PARIGI (Reuters)-Una fonte giudiziaria ha detto giovedì che i pubblici ministeri francesi hanno avviato indagini su quattro rivenditori di moda sospettati di nascondere “crimini contro l’umanità” nello Xinjiang, in Cina.

Fonti hanno affermato che la procedura è correlata alle accuse contro il trattamento da parte della Cina degli uiguri musulmani etnici nella regione, compreso l’uso del lavoro forzato.

La Cina nega tutte le accuse di abuso di potere nella regione.

Fonti hanno riferito a Reuters Uniqlo France, una divisione di Fast Retailing in Giappone, proprietaria di Zara indice (MC:), SMCP e Skechers francesi sono i soggetti dell’indagine, confermando il rapporto del sito di media francesi Mediapart.

La fonte ha dichiarato: “Dopo aver presentato la denuncia, il Dipartimento per i crimini contro l’umanità della Procura antiterrorismo ha avviato un’indagine”.

La Francia ha un ufficio centrale per combattere i crimini contro l’umanità, il genocidio e i crimini di guerra, istituito nel 2013.

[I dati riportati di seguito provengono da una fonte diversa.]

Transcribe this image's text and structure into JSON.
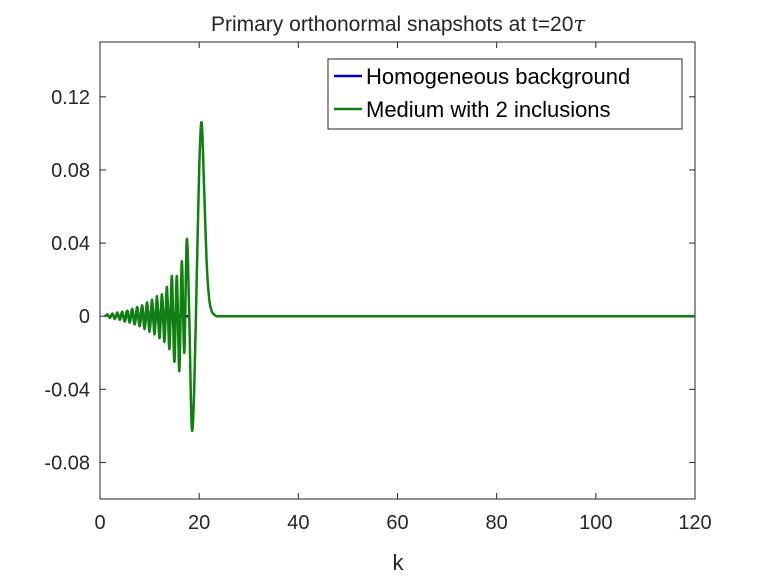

Inditex ha dichiarato di aver respinto le richieste nei procedimenti legali e ha aggiunto di aver implementato rigorosi controlli di tracciabilità e che coopererà pienamente con l’indagine francese.

La società ha dichiarato in una nota: “In Inditex, abbiamo un approccio di tolleranza zero a tutte le forme di lavoro forzato e abbiamo stabilito politiche e procedure per garantire che questa pratica non si verifichi nella nostra catena di approvvigionamento”.

SMCP ha dichiarato che collaborerà con le autorità francesi per dimostrare che queste accuse sono false.

“SMCP lavora con fornitori situati in tutto il mondo e insiste sul fatto che non ha fornitori diretti nelle regioni menzionate dai media”, ha affermato SMCP, aggiungendo che controlla regolarmente i propri fornitori.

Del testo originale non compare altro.